Однажды Матичу пришло в голову по случаю пятнадцатилетия своего венчания устроить домашнее торжество и пригласить на него Милоша и Никицу. Так Милош получил возможность познакомиться с его семьей, женой и двумя тихими, похожими друг на друга детьми – мальчиком тринадцати лет и девочкой четырнадцати, – которые наблюдали за ними из угла серьезными глазами. Матич рассказывал о школьных успехах детей, похлопывал жену по плечу, называя ее «моя старуха», а она, восприняв неожиданную затею мужа отметить эту дату в семейном кругу как знак внимания к ней (и может быть – бог знает в который раз, – как обещание исправиться), зардевшаяся от удовольствия, легко носилась из кухни в столовую, вынося все новые кушанья и потчуя гостей. Милош заметил, что она полна гордости и любви к своему мужу. Укоряющим тоном, в котором, однако, слышалось желание оправдать и поднять мужа в глазах гостя, она говорила:
– Хозяин-то мой, он бы горы свернул – только захоти! Знали бы вы, какие возможности ему открывались! И адвокатскую контору мог бы иметь, и заведующим канцелярией быть, и в банке – только выбирай! Звали, даже упрашивали, только приходи. Ох, мог бы он, мог, кутилка проклятый, – и она дергала мужа за вихор, – кабы не такой несговорчивый…
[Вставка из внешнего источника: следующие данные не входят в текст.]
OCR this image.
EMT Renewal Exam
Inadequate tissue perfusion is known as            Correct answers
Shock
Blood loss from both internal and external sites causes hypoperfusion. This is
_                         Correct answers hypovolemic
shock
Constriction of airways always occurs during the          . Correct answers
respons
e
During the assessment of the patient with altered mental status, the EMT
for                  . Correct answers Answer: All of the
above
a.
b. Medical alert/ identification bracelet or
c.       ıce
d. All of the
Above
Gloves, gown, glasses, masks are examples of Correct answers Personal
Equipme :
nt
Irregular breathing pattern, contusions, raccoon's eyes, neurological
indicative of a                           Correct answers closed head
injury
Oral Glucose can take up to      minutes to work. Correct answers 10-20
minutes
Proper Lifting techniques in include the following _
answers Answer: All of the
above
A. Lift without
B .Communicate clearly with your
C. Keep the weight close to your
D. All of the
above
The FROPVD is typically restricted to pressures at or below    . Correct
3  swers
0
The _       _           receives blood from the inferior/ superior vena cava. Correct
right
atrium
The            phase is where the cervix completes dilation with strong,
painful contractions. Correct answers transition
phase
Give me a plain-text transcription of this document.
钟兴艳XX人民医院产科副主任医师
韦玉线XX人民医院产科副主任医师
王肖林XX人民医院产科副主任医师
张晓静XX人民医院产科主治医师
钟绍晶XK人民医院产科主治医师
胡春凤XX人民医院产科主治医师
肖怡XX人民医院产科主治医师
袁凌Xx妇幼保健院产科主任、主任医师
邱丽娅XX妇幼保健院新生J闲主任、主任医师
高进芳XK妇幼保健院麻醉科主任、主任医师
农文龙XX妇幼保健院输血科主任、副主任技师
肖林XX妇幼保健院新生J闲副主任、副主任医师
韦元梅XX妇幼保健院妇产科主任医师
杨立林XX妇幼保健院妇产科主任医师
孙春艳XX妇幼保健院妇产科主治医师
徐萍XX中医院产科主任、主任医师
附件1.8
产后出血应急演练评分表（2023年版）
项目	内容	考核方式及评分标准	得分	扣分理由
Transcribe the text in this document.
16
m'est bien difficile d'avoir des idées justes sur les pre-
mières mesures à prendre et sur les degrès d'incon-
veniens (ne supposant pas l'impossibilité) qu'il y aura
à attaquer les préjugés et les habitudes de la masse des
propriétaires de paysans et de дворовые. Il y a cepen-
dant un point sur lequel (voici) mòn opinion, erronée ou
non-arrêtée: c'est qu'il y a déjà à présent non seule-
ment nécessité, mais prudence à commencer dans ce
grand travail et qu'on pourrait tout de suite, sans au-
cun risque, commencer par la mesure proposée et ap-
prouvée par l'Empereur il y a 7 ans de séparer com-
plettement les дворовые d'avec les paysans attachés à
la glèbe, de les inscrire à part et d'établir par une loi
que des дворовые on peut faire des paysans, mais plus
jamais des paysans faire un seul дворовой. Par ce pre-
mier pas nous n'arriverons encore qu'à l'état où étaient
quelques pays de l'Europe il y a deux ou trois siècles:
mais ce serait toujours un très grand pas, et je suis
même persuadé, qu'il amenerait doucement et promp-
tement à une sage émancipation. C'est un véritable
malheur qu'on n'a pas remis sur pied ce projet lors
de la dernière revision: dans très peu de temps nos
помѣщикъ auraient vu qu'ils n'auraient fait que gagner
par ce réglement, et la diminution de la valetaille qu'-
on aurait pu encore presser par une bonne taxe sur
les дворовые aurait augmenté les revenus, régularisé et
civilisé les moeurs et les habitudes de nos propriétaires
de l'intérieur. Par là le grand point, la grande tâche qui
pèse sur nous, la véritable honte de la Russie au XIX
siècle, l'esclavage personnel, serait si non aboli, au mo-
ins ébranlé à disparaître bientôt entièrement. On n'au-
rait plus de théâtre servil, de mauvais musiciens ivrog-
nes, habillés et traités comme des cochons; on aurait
Милош чувствовал, что ей льстит его дружба с мужем и она, вероятно, смутно надеется на его влияние.
– Ну ладно, ладно, заладила! – протестовал Матич против комплиментов жены с застенчивостью, скрываемой под напускной суровостью. А Никица со своей стороны, желая остановить эту женскую болтовню и освободить Милоша, восклицал:
– Ах, оставьте, госпожа Боса, что вы пристаете к человеку!
Когда настроение за столом стало более благодушным, Матич в сотый раз поведал историю своего отстранения от должности. Причин он почти не касался, быстро и легко перескакивая их, с брезгливостью человека, который не желает ворошить гнусности и низости, жертвой которых он пал, но зато на самой процедуре дисциплинарного взыскания он задержался надолго. Оказывается, бумаги благодаря его ловкости и остроте аргументации уже почти два года путешествуют от низших инстанций к высшим и наоборот. Бия себя кулаком в грудь, Матич выкрикивал:
– Все равно я заставлю их отменить решение! Все равно! Они еще узнают, кто такой Миле Матич! Ох, и в жесткий переплет они у меня попали, сударь мой, по самое горло увязли. Ох… чего бы они теперь не дали, чтобы выпутаться! Ан нет! Теперь я не отступлюсь!
А его супруга, хотя ей и хотелось, чтобы подобные способности мужа побольше приносили пользы для дома, все же была удовлетворена, пусть с моральной точки зрения, в глубине души гордясь, что у нее такой муж. Дети молча смотрели из угла, и Милошу становилось не по себе под их пристальными взглядами.